Researchers led by Dr Ravi Retnakaran, endocrinologist at Mount Sinai Hospital in Canada found that while higher blood pressure was an indication that a boy was more likely to be conceived, women with lower blood pressure tended to give birth to a girl.
This "suggests that a woman's blood pressure before pregnancy is a previously unrecognised factor that is associated with her likelihood of delivering a boy or a girl," said Retnakaran.
"This novel insight may hold implications for both reproductive planning and our understanding of the fundamental mechanisms underlying the sex ratio in humans," he said.
The possibility of predicting the sex of the baby in early pregnancy has long been a topic of public fascination, spawning numerous theories of maternal characteristics associated with the presence of a male or female foetus.
These observations raise the possibility that there may be underlying differences that relate to a woman's likelihood of sex-specific fetal loss and hence her likelihood of delivering a boy or girl. However, little is known about such factors in humans.
Researchers established a unique pre-conception cohort consisting of young women who were planning to have a pregnancy in the near future and used the model to evaluate the relationship between maternal pre-pregnancy health and the sex of the baby.
Participants underwent baseline medical assessment at recruitment and then, whenever they subsequently became pregnant, were followed across the pregnancy up to delivery through their clinical care.
Beginning in February 2009, researchers recruited 3375 women in Liuyang, China.
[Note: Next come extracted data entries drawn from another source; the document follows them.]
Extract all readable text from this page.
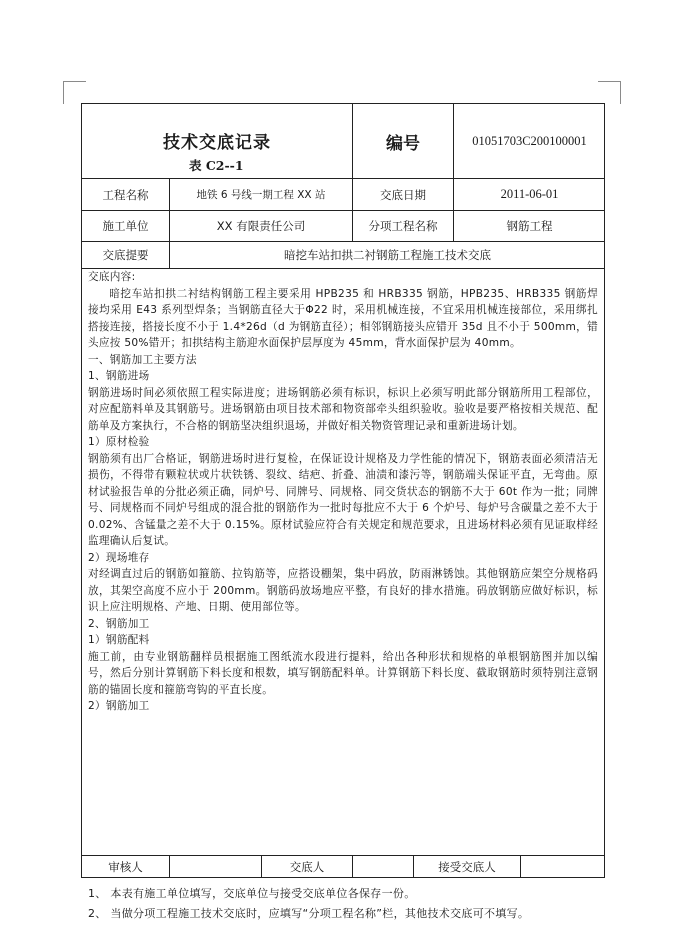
技术交底记录
表 C2--1
编号	01051703C200100001
工程名称	地铁 6 号线一期工程 XX 站	交底日期	2011-06-01
施工单位	XX 有限责任公司	分项工程名称	钢筋工程
交底提要	暗挖车站扣拱二衬钢筋工程施工技术交底

交底内容:

暗挖车站扣拱二衬结构钢筋工程主要采用 HPB235 和 HRB335 钢筋，HPB235、HRB335 钢筋焊接均采用 E43 系列型焊条；当钢筋直径大于Φ22 时，采用机械连接，不宜采用机械连接部位，采用绑扎搭接连接，搭接长度不小于 1.4*26d（d 为钢筋直径）；相邻钢筋接头应错开 35d 且不小于 500mm，错头应按 50%错开；扣拱结构主筋迎水面保护层厚度为 45mm，背水面保护层为 40mm。

一、钢筋加工主要方法

1、钢筋进场

钢筋进场时间必须依照工程实际进度；进场钢筋必须有标识，标识上必须写明此部分钢筋所用工程部位，对应配筋料单及其钢筋号。进场钢筋由项目技术部和物资部牵头组织验收。验收是要严格按相关规范、配筋单及方案执行，不合格的钢筋坚决组织退场，并做好相关物资管理记录和重新进场计划。

1）原材检验

钢筋须有出厂合格证，钢筋进场时进行复检，在保证设计规格及力学性能的情况下，钢筋表面必须清洁无损伤，不得带有颗粒状或片状铁锈、裂纹、结疤、折叠、油渍和漆污等，钢筋端头保证平直，无弯曲。原材试验报告单的分批必须正确，同炉号、同牌号、同规格、同交货状态的钢筋不大于 60t 作为一批；同牌号、同规格而不同炉号组成的混合批的钢筋作为一批时每批应不大于 6 个炉号、每炉号含碳量之差不大于 0.02%、含锰量之差不大于 0.15%。原材试验应符合有关规定和规范要求，且进场材料必须有见证取样经监理确认后复试。

2）现场堆存

对经调直过后的钢筋如箍筋、拉钩筋等，应搭设棚架，集中码放，防雨淋锈蚀。其他钢筋应架空分规格码放，其架空高度不应小于 200mm。钢筋码放场地应平整，有良好的排水措施。码放钢筋应做好标识，标识上应注明规格、产地、日期、使用部位等。

2、钢筋加工

1）钢筋配料

施工前，由专业钢筋翻样员根据施工图纸流水段进行提料，给出各种形状和规格的单根钢筋图并加以编号，然后分别计算钢筋下料长度和根数，填写钢筋配料单。计算钢筋下料长度、截取钢筋时须特别注意钢筋的锚固长度和箍筋弯钩的平直长度。

2）钢筋加工

审核人	交底人	接受交底人

1、 本表有施工单位填写，交底单位与接受交底单位各保存一份。

2、 当做分项工程施工技术交底时，应填写“分项工程名称”栏，其他技术交底可不填写。
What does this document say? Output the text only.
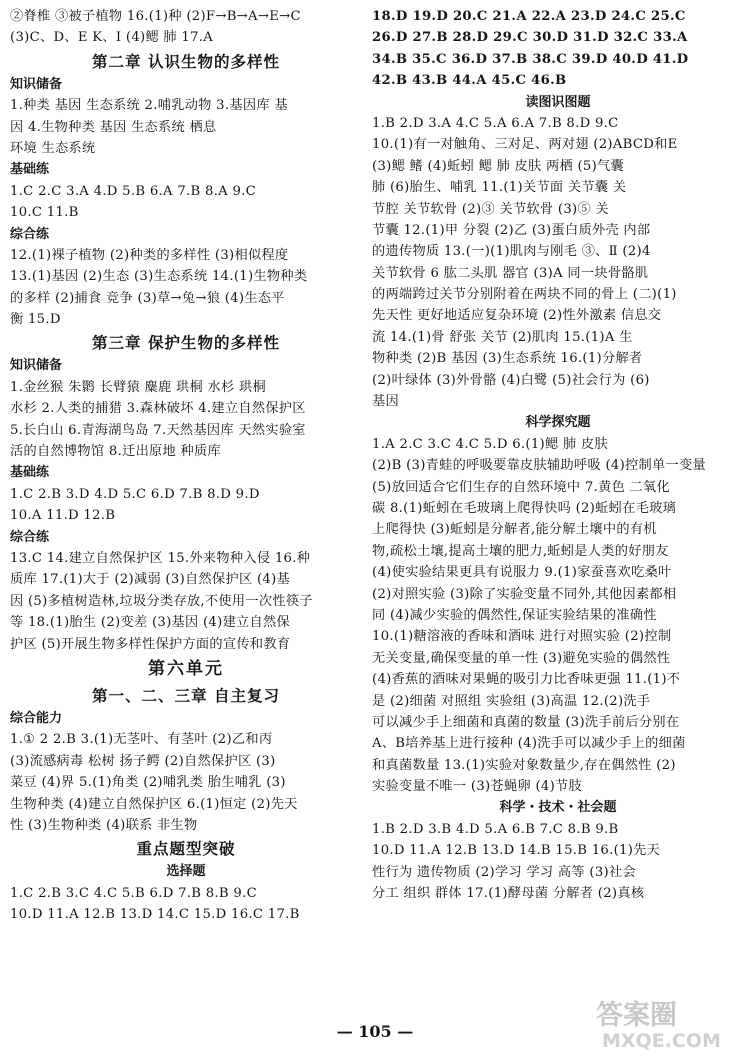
②脊椎 ③被子植物 16.(1)种 (2)F→B→A→E→C
(3)C、D、E K、I (4)鳃 肺 17.A
第二章 认识生物的多样性
知识储备
1.种类 基因 生态系统 2.哺乳动物 3.基因库 基
因 4.生物种类 基因 生态系统 栖息
环境 生态系统
基础练
1.C 2.C 3.A 4.D 5.B 6.A 7.B 8.A 9.C
10.C 11.B
综合练
12.(1)裸子植物 (2)种类的多样性 (3)相似程度
13.(1)基因 (2)生态 (3)生态系统 14.(1)生物种类
的多样 (2)捕食 竞争 (3)草→兔→狼 (4)生态平
衡 15.D
第三章 保护生物的多样性
知识储备
1.金丝猴 朱鹮 长臂猿 麋鹿 珙桐 水杉 珙桐
水杉 2.人类的捕猎 3.森林破坏 4.建立自然保护区
5.长白山 6.青海湖鸟岛 7.天然基因库 天然实验室
活的自然博物馆 8.迁出原地 种质库
基础练
1.C 2.B 3.D 4.D 5.C 6.D 7.B 8.D 9.D
10.A 11.D 12.B
综合练
13.C 14.建立自然保护区 15.外来物种入侵 16.种
质库 17.(1)大于 (2)减弱 (3)自然保护区 (4)基
因 (5)多植树造林,垃圾分类存放,不使用一次性筷子
等 18.(1)胎生 (2)变差 (3)基因 (4)建立自然保
护区 (5)开展生物多样性保护方面的宣传和教育
第六单元
第一、二、三章 自主复习
综合能力
1.① 2 2.B 3.(1)无茎叶、有茎叶 (2)乙和丙
(3)流感病毒 松树 扬子鳄 (2)自然保护区 (3)
菜豆 (4)界 5.(1)角类 (2)哺乳类 胎生哺乳 (3)
生物种类 (4)建立自然保护区 6.(1)恒定 (2)先天
性 (3)生物种类 (4)联系 非生物
重点题型突破
选择题
1.C 2.B 3.C 4.C 5.B 6.D 7.B 8.B 9.C
10.D 11.A 12.B 13.D 14.C 15.D 16.C 17.B
18.D 19.D 20.C 21.A 22.A 23.D 24.C 25.C
26.D 27.B 28.D 29.C 30.D 31.D 32.C 33.A
34.B 35.C 36.D 37.B 38.C 39.D 40.D 41.D
42.B 43.B 44.A 45.C 46.B
读图识图题
1.B 2.D 3.A 4.C 5.A 6.A 7.B 8.D 9.C
10.(1)有一对触角、三对足、两对翅 (2)ABCD和E
(3)鳃 鳍 (4)蚯蚓 鳃 肺 皮肤 两栖 (5)气囊
肺 (6)胎生、哺乳 11.(1)关节面 关节囊 关
节腔 关节软骨 (2)③ 关节软骨 (3)⑤ 关
节囊 12.(1)甲 分裂 (2)乙 (3)蛋白质外壳 内部
的遗传物质 13.(一)(1)肌肉与刚毛 ③、Ⅱ (2)4
关节软骨 6 肱二头肌 器官 (3)A 同一块骨骼肌
的两端跨过关节分别附着在两块不同的骨上 (二)(1)
先天性 更好地适应复杂环境 (2)性外激素 信息交
流 14.(1)骨 舒张 关节 (2)肌肉 15.(1)A 生
物种类 (2)B 基因 (3)生态系统 16.(1)分解者
(2)叶绿体 (3)外骨骼 (4)白鹭 (5)社会行为 (6)
基因
科学探究题
1.A 2.C 3.C 4.C 5.D 6.(1)鳃 肺 皮肤
(2)B (3)青蛙的呼吸要靠皮肤辅助呼吸 (4)控制单一变量
(5)放回适合它们生存的自然环境中 7.黄色 二氧化
碳 8.(1)蚯蚓在毛玻璃上爬得快吗 (2)蚯蚓在毛玻璃
上爬得快 (3)蚯蚓是分解者,能分解土壤中的有机
物,疏松土壤,提高土壤的肥力,蚯蚓是人类的好朋友
(4)使实验结果更具有说服力 9.(1)家蚕喜欢吃桑叶
(2)对照实验 (3)除了实验变量不同外,其他因素都相
同 (4)减少实验的偶然性,保证实验结果的准确性
10.(1)糖溶液的香味和酒味 进行对照实验 (2)控制
无关变量,确保变量的单一性 (3)避免实验的偶然性
(4)香蕉的酒味对果蝇的吸引力比香味更强 11.(1)不
是 (2)细菌 对照组 实验组 (3)高温 12.(2)洗手
可以减少手上细菌和真菌的数量 (3)洗手前后分别在
A、B培养基上进行接种 (4)洗手可以减少手上的细菌
和真菌数量 13.(1)实验对象数量少,存在偶然性 (2)
实验变量不唯一 (3)苍蝇卵 (4)节肢
科学・技术・社会题
1.B 2.D 3.B 4.D 5.A 6.B 7.C 8.B 9.B
10.D 11.A 12.B 13.D 14.B 15.B 16.(1)先天
性行为 遗传物质 (2)学习 学习 高等 (3)社会
分工 组织 群体 17.(1)酵母菌 分解者 (2)真核
— 105 —
答案圈
MXQE.COM
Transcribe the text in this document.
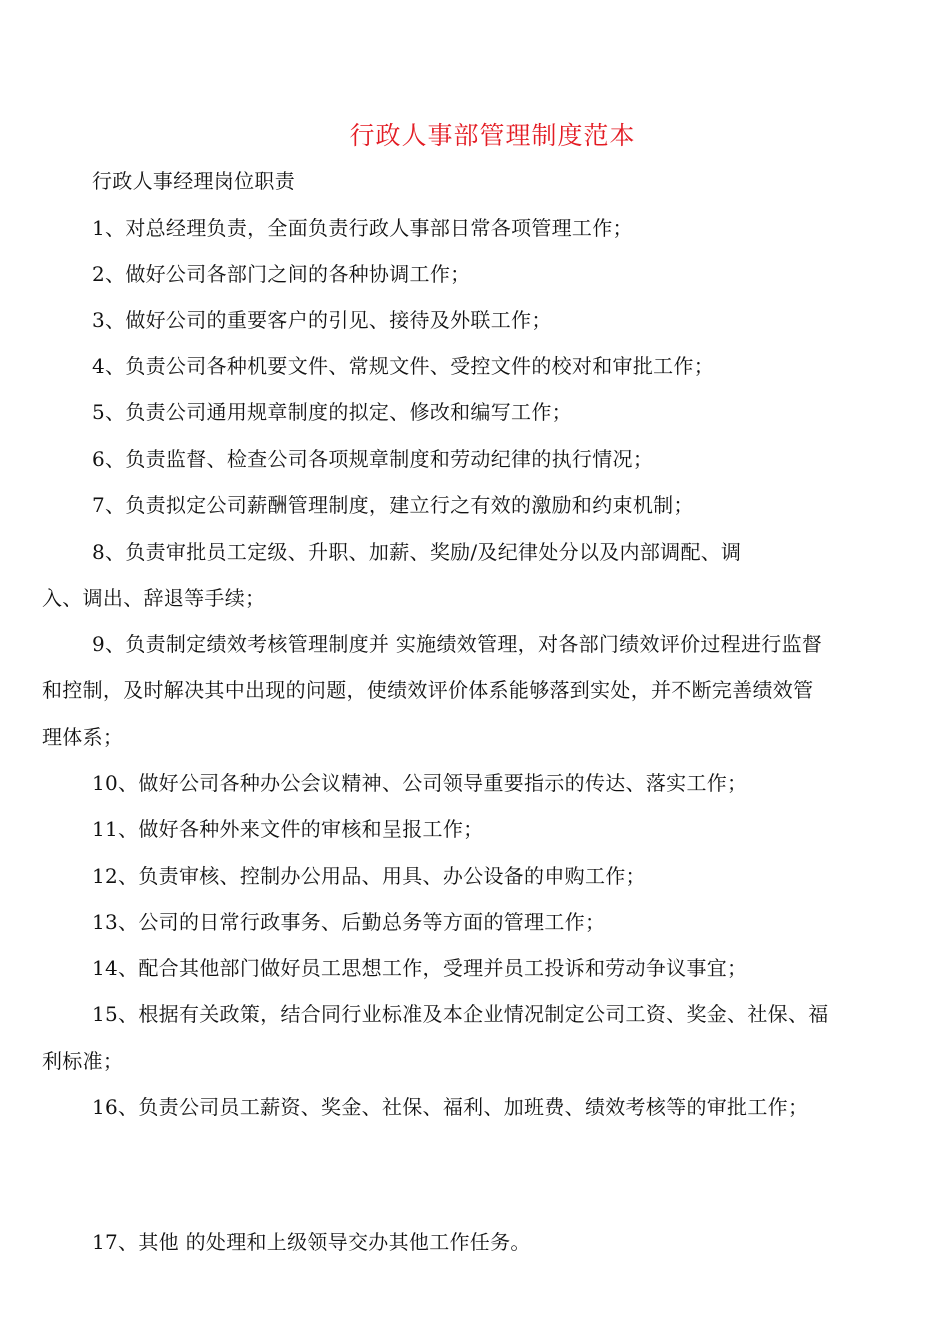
行政人事部管理制度范本
行政人事经理岗位职责
1、对总经理负责，全面负责行政人事部日常各项管理工作；
2、做好公司各部门之间的各种协调工作；
3、做好公司的重要客户的引见、接待及外联工作；
4、负责公司各种机要文件、常规文件、受控文件的校对和审批工作；
5、负责公司通用规章制度的拟定、修改和编写工作；
6、负责监督、检查公司各项规章制度和劳动纪律的执行情况；
7、负责拟定公司薪酬管理制度，建立行之有效的激励和约束机制；
8、负责审批员工定级、升职、加薪、奖励/及纪律处分以及内部调配、调
入、调出、辞退等手续；
9、负责制定绩效考核管理制度并 实施绩效管理，对各部门绩效评价过程进行监督
和控制，及时解决其中出现的问题，使绩效评价体系能够落到实处，并不断完善绩效管
理体系；
10、做好公司各种办公会议精神、公司领导重要指示的传达、落实工作；
11、做好各种外来文件的审核和呈报工作；
12、负责审核、控制办公用品、用具、办公设备的申购工作；
13、公司的日常行政事务、后勤总务等方面的管理工作；
14、配合其他部门做好员工思想工作，受理并员工投诉和劳动争议事宜；
15、根据有关政策，结合同行业标准及本企业情况制定公司工资、奖金、社保、福
利标准；
16、负责公司员工薪资、奖金、社保、福利、加班费、绩效考核等的审批工作；
17、其他 的处理和上级领导交办其他工作任务。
Of these, 1,692 women were assessed for blood pressure, cholesterol, triglycerides, and glucose.
After the exclusion of 281 women who were potentially pregnant at their baseline assessment based on back-dating of the length of gestation at delivery, the study population for the analysis consisted of 1,411 women who were assessed at median 26.3 weeks before pregnancy.
Their pregnancies resulted in the delivery of 739 boys and 672 girls.
After adjustment for age, education, smoking, BMI, waist, LDL cholesterol, HDL cholesterol, triglycerides and glucose, mean adjusted systolic blood pressure before pregnancy was found to be higher in women who subsequently had a boy than in those who delivered a girl (106.0 vs 103.3 millimetres of mercury).
Higher maternal blood pressure before pregnancy emerged as an independent predictor of subsequently delivering a boy.
The research was published in the American Journal of Hypertension.